Anima Adjepong: What do you call a white woman with one black eye? Alternate readings of bruises on women rugby players
Conventionally, women, especially middle class white women, are expected to fit within a paradigm of heterosexual femininity that renders them meek and mild mannered. Bruises are a visible mark of a departure from norms of white heterosexual femininity. This paper explores the ways that bruises are legible on different women’s bodies. Using data from in-depth interviews with women’s rugby players, I ask players about their bruises and how they experience these bruises outside of a sports context. How do they interact with strangers and intimates who see their bruises? When players display their bruises, depending on how they fit into the discourse of passive heterosexual white femininity, they simultaneously challenge the idea that women’s injuries are a result of domestic violence and reproduce the idea that white women’s injuries are the result of violence perpetrated against them. The different ways bruises are legible on women’s bodies are imbued with racial and class stereotypes about the women who sport bruises. I employ an intersectional analysis to examine how white women who play rugby reproduce and challenge ideas about violence and femininity, and allow for a rethinking of the functions of white privilege
Letisha Brown: Through the Looking Glass: Sexual Violence, Body Image and Eating Behaviors in Black Women
This essay critically assess the research related to sexual violence, distorted body image, and disordered eating behaviors among Black women. While sociological research dedicated to the linkages between sexual abuse and eating behaviors among women is limited in general, it is especially sparse in regards to Black women. Using a Black feminist approach that utilized fictional representations—Toni Morrison’s The Bluest Eye—as well as autobiographies—Stephanie Covington’s Not All Black Girls Know How to Eat—in conjunction with scholarly research this essay makes the case that there is a growing need for research that pays close attention to these processes among Black women. A 2009 study conducted by Goree and colleagues revealed that African American, and low-income women, both Black and White, were at a higher risk to the development of and persistence in bulimic behaviors. This quantitative study, as well as the literature reviewed in this essay point to a need for qualitative research that focuses on mechanisms that lead Black women to bulimia including experiences of sexual violence, racism and discrimination.

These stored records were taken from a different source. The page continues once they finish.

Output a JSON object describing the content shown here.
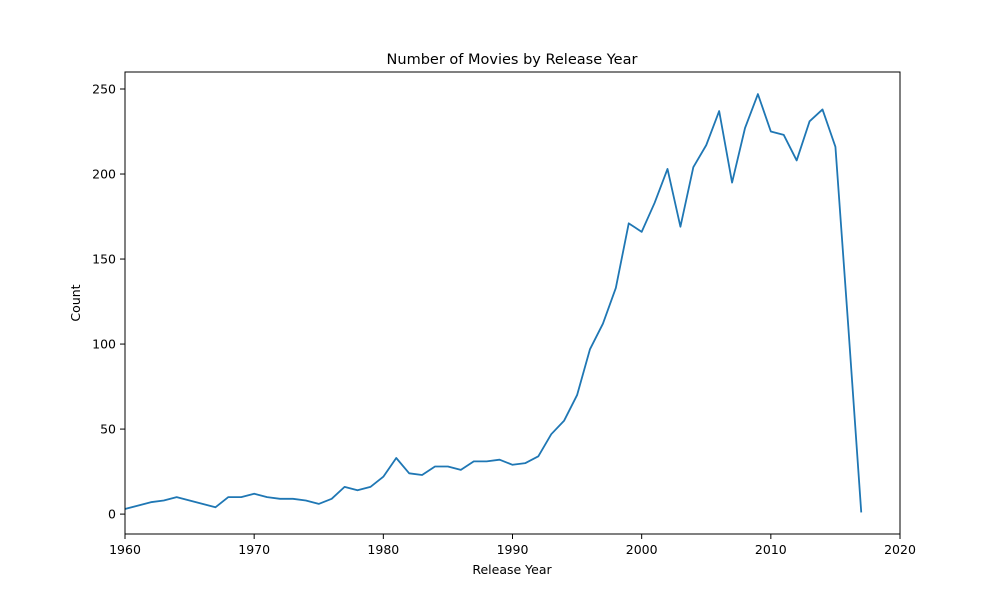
{
  "chart_data": {
    "type": "line",
    "title": "Number of Movies by Release Year",
    "xlabel": "Release Year",
    "ylabel": "Count",
    "xlim": [
      1960,
      2020
    ],
    "ylim": [
      -11.7,
      260
    ],
    "xticks": [
      1960,
      1970,
      1980,
      1990,
      2000,
      2010,
      2020
    ],
    "yticks": [
      0,
      50,
      100,
      150,
      200,
      250
    ],
    "grid": false,
    "series_color": "#1f77b4",
    "x": [
      1960,
      1961,
      1962,
      1963,
      1964,
      1965,
      1966,
      1967,
      1968,
      1969,
      1970,
      1971,
      1972,
      1973,
      1974,
      1975,
      1976,
      1977,
      1978,
      1979,
      1980,
      1981,
      1982,
      1983,
      1984,
      1985,
      1986,
      1987,
      1988,
      1989,
      1990,
      1991,
      1992,
      1993,
      1994,
      1995,
      1996,
      1997,
      1998,
      1999,
      2000,
      2001,
      2002,
      2003,
      2004,
      2005,
      2006,
      2007,
      2008,
      2009,
      2010,
      2011,
      2012,
      2013,
      2014,
      2015,
      2016,
      2017
    ],
    "series": [
      {
        "values": [
          3,
          5,
          7,
          8,
          10,
          8,
          6,
          4,
          10,
          10,
          12,
          10,
          9,
          9,
          8,
          6,
          9,
          16,
          14,
          16,
          22,
          33,
          24,
          23,
          28,
          28,
          26,
          31,
          31,
          32,
          29,
          30,
          34,
          47,
          55,
          70,
          97,
          112,
          133,
          171,
          166,
          183,
          203,
          169,
          204,
          217,
          237,
          195,
          227,
          247,
          225,
          223,
          208,
          231,
          238,
          216,
          110,
          1
        ]
      }
    ]
  }
}
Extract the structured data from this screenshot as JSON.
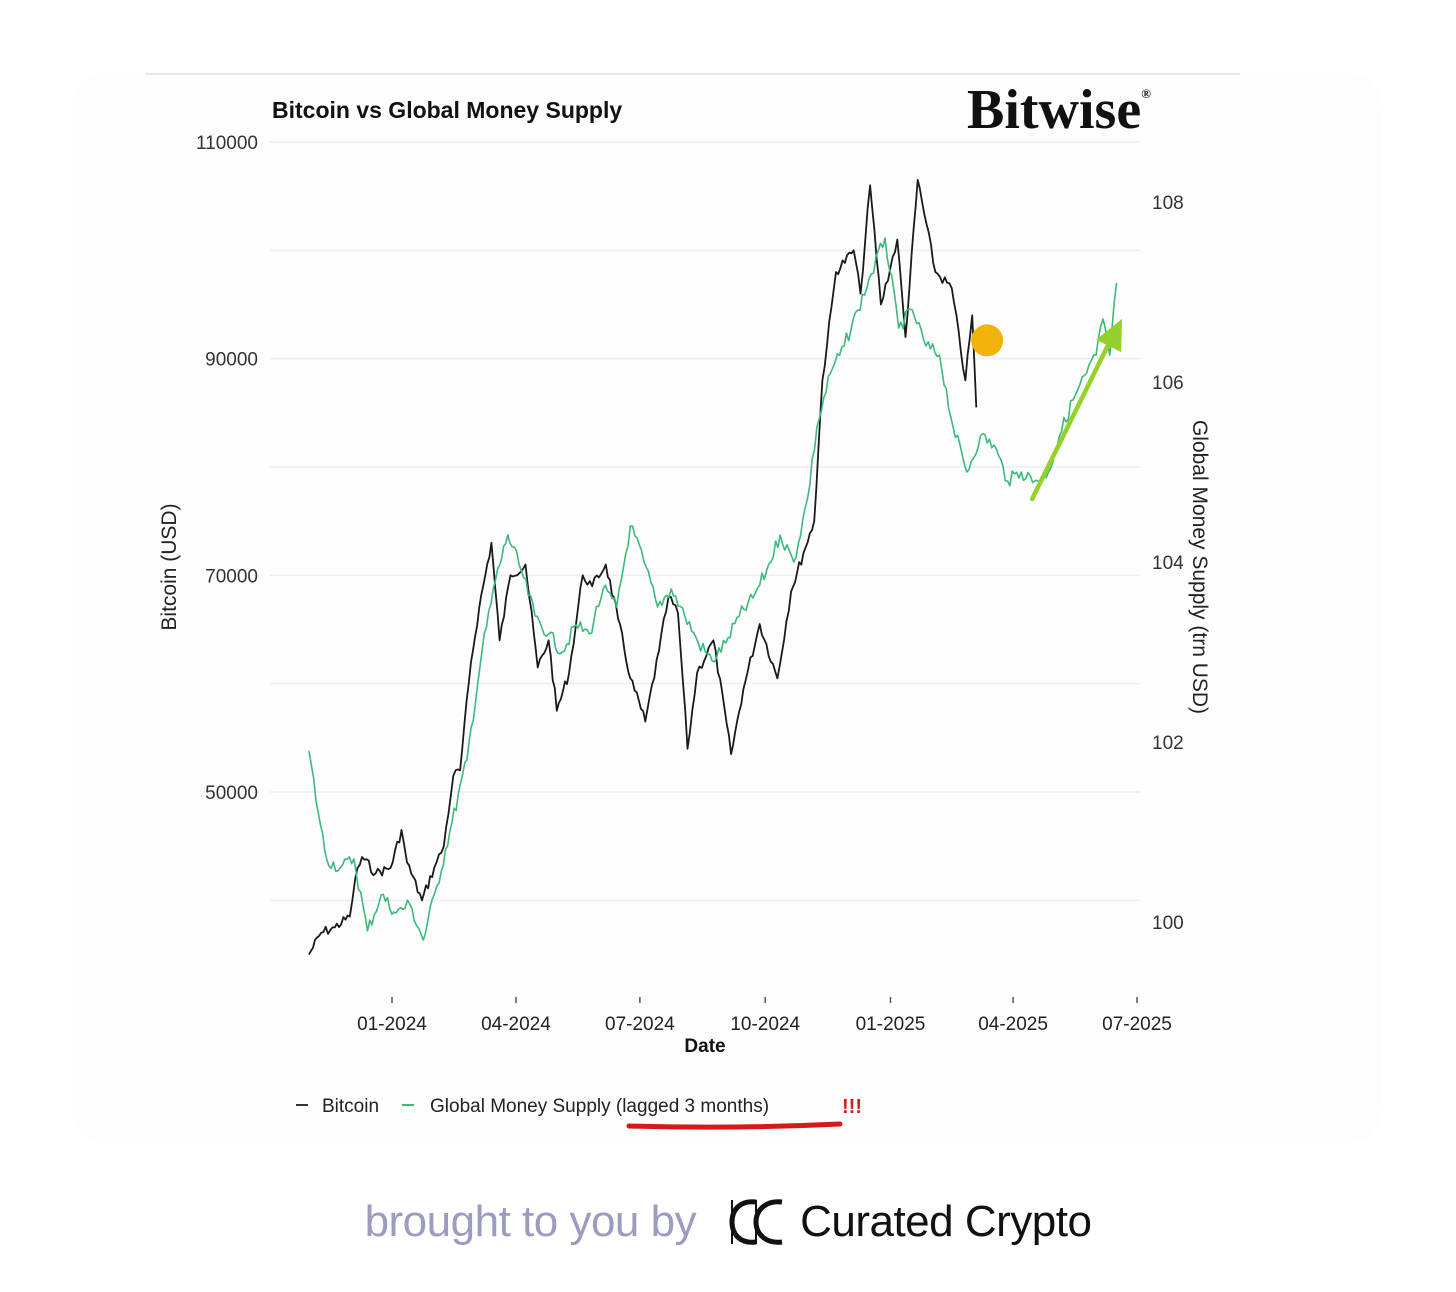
{
  "chart_data": {
    "type": "line",
    "title": "Bitcoin vs Global Money Supply",
    "brand": "Bitwise",
    "brand_mark": "®",
    "xlabel": "Date",
    "ylabel_left": "Bitcoin (USD)",
    "ylabel_right": "Global Money Supply (trn USD)",
    "x_ticks": [
      "01-2024",
      "04-2024",
      "07-2024",
      "10-2024",
      "01-2025",
      "04-2025",
      "07-2025"
    ],
    "y_left_ticks": [
      "110000",
      "90000",
      "70000",
      "50000"
    ],
    "y_left_range": [
      33000,
      110000
    ],
    "y_right_ticks": [
      "108",
      "106",
      "104",
      "102",
      "100"
    ],
    "y_right_range": [
      99.5,
      108.2
    ],
    "grid": true,
    "legend_position": "bottom-left",
    "series": [
      {
        "name": "Bitcoin",
        "axis": "left",
        "color": "#1a1a1a",
        "points": [
          [
            "2023-11-01",
            35000
          ],
          [
            "2023-11-10",
            37000
          ],
          [
            "2023-11-20",
            37500
          ],
          [
            "2023-12-01",
            38500
          ],
          [
            "2023-12-05",
            42000
          ],
          [
            "2023-12-10",
            44000
          ],
          [
            "2023-12-20",
            42500
          ],
          [
            "2023-12-31",
            43000
          ],
          [
            "2024-01-08",
            46500
          ],
          [
            "2024-01-12",
            43500
          ],
          [
            "2024-01-23",
            40000
          ],
          [
            "2024-02-01",
            43000
          ],
          [
            "2024-02-08",
            45000
          ],
          [
            "2024-02-15",
            51500
          ],
          [
            "2024-02-20",
            52000
          ],
          [
            "2024-02-28",
            62000
          ],
          [
            "2024-03-05",
            67000
          ],
          [
            "2024-03-14",
            73000
          ],
          [
            "2024-03-20",
            64000
          ],
          [
            "2024-03-28",
            70000
          ],
          [
            "2024-04-08",
            71000
          ],
          [
            "2024-04-17",
            61500
          ],
          [
            "2024-04-25",
            64000
          ],
          [
            "2024-05-01",
            57500
          ],
          [
            "2024-05-10",
            61000
          ],
          [
            "2024-05-20",
            70000
          ],
          [
            "2024-05-27",
            69000
          ],
          [
            "2024-06-06",
            71000
          ],
          [
            "2024-06-15",
            66000
          ],
          [
            "2024-06-24",
            60500
          ],
          [
            "2024-07-05",
            56500
          ],
          [
            "2024-07-15",
            63000
          ],
          [
            "2024-07-22",
            68000
          ],
          [
            "2024-07-29",
            66500
          ],
          [
            "2024-08-05",
            54000
          ],
          [
            "2024-08-12",
            61000
          ],
          [
            "2024-08-24",
            64000
          ],
          [
            "2024-09-06",
            53500
          ],
          [
            "2024-09-15",
            59500
          ],
          [
            "2024-09-27",
            65500
          ],
          [
            "2024-10-10",
            60500
          ],
          [
            "2024-10-20",
            68500
          ],
          [
            "2024-10-29",
            72000
          ],
          [
            "2024-11-06",
            75000
          ],
          [
            "2024-11-12",
            88000
          ],
          [
            "2024-11-22",
            98000
          ],
          [
            "2024-12-05",
            100000
          ],
          [
            "2024-12-10",
            96000
          ],
          [
            "2024-12-17",
            106000
          ],
          [
            "2024-12-25",
            95000
          ],
          [
            "2025-01-06",
            101000
          ],
          [
            "2025-01-12",
            92000
          ],
          [
            "2025-01-21",
            106500
          ],
          [
            "2025-02-03",
            98000
          ],
          [
            "2025-02-15",
            96500
          ],
          [
            "2025-02-25",
            88000
          ],
          [
            "2025-03-02",
            94000
          ],
          [
            "2025-03-05",
            85500
          ]
        ]
      },
      {
        "name": "Global Money Supply (lagged 3 months)",
        "axis": "right",
        "color": "#3db97c",
        "points": [
          [
            "2023-11-01",
            101.9
          ],
          [
            "2023-11-08",
            101.2
          ],
          [
            "2023-11-14",
            100.7
          ],
          [
            "2023-11-24",
            100.6
          ],
          [
            "2023-12-04",
            100.7
          ],
          [
            "2023-12-14",
            99.9
          ],
          [
            "2023-12-24",
            100.3
          ],
          [
            "2024-01-04",
            100.1
          ],
          [
            "2024-01-14",
            100.2
          ],
          [
            "2024-01-24",
            99.8
          ],
          [
            "2024-02-03",
            100.4
          ],
          [
            "2024-02-14",
            101.1
          ],
          [
            "2024-02-25",
            101.8
          ],
          [
            "2024-03-07",
            103.0
          ],
          [
            "2024-03-17",
            103.8
          ],
          [
            "2024-03-26",
            104.3
          ],
          [
            "2024-04-05",
            103.9
          ],
          [
            "2024-04-15",
            103.4
          ],
          [
            "2024-04-25",
            103.2
          ],
          [
            "2024-05-05",
            103.0
          ],
          [
            "2024-05-15",
            103.3
          ],
          [
            "2024-05-25",
            103.2
          ],
          [
            "2024-06-04",
            103.7
          ],
          [
            "2024-06-14",
            103.5
          ],
          [
            "2024-06-24",
            104.4
          ],
          [
            "2024-07-04",
            104.0
          ],
          [
            "2024-07-14",
            103.5
          ],
          [
            "2024-07-24",
            103.7
          ],
          [
            "2024-08-03",
            103.4
          ],
          [
            "2024-08-13",
            103.1
          ],
          [
            "2024-08-23",
            102.9
          ],
          [
            "2024-09-02",
            103.1
          ],
          [
            "2024-09-12",
            103.4
          ],
          [
            "2024-09-22",
            103.6
          ],
          [
            "2024-10-02",
            103.9
          ],
          [
            "2024-10-12",
            104.3
          ],
          [
            "2024-10-22",
            104.0
          ],
          [
            "2024-11-01",
            104.7
          ],
          [
            "2024-11-08",
            105.5
          ],
          [
            "2024-11-18",
            106.1
          ],
          [
            "2024-11-28",
            106.4
          ],
          [
            "2024-12-08",
            106.8
          ],
          [
            "2024-12-18",
            107.2
          ],
          [
            "2024-12-28",
            107.6
          ],
          [
            "2025-01-07",
            106.6
          ],
          [
            "2025-01-17",
            106.8
          ],
          [
            "2025-01-27",
            106.4
          ],
          [
            "2025-02-06",
            106.3
          ],
          [
            "2025-02-16",
            105.5
          ],
          [
            "2025-02-26",
            105.0
          ],
          [
            "2025-03-08",
            105.4
          ],
          [
            "2025-03-18",
            105.3
          ],
          [
            "2025-03-28",
            104.9
          ],
          [
            "2025-04-07",
            105.0
          ],
          [
            "2025-04-17",
            104.9
          ],
          [
            "2025-04-27",
            105.0
          ],
          [
            "2025-05-05",
            105.4
          ],
          [
            "2025-05-15",
            105.8
          ],
          [
            "2025-05-25",
            106.1
          ],
          [
            "2025-06-01",
            106.3
          ],
          [
            "2025-06-06",
            106.7
          ],
          [
            "2025-06-11",
            106.3
          ],
          [
            "2025-06-16",
            107.1
          ]
        ]
      }
    ],
    "annotations": [
      {
        "kind": "dot",
        "date": "2025-03-10",
        "value": 91500,
        "axis": "left",
        "color": "#f2b20c"
      },
      {
        "kind": "arrow",
        "from": [
          "2025-04-15",
          104.7
        ],
        "to": [
          "2025-06-20",
          106.7
        ],
        "axis": "right",
        "color": "#95d12a"
      },
      {
        "kind": "emphasis",
        "text": "!!!",
        "color": "#cc1f1f",
        "underline_color": "#d61a1a"
      }
    ]
  },
  "footer": {
    "prefix": "brought to you by",
    "brand_name": "Curated Crypto",
    "logo_icon": "interlocking-c-icon"
  }
}
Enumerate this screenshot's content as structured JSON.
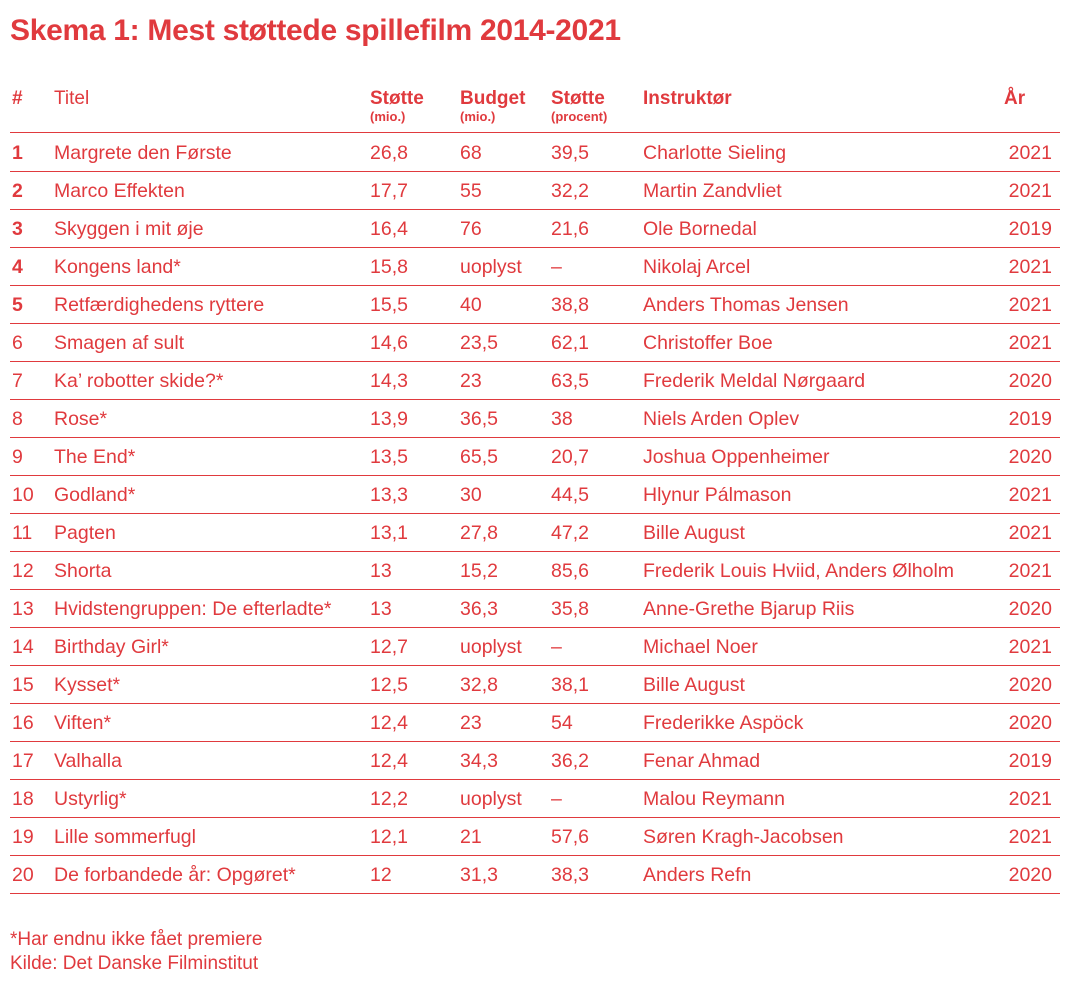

Michelle Mott: Pain in Pleasure: Reading Racialized and Gendered Representation and Agency in Rihanna’s “S&M”
In this paper, I suggest that Rihanna’s song and video performance “S&M” is a playful acknowledgement and critique of the ways in which her sexuality gets taken up and portrayed in the processes of commodification of her as a black female pop-star. Using Black feminist theory and critical race theory, I argue that Rihanna’s performance can be read as an attempt to push back against the confines of the racist and misogynistic tropes that render black female sexuality as always and already degenerative and deviant and the historical practices of resistance that some have argued renders black female sexuality nonexistent.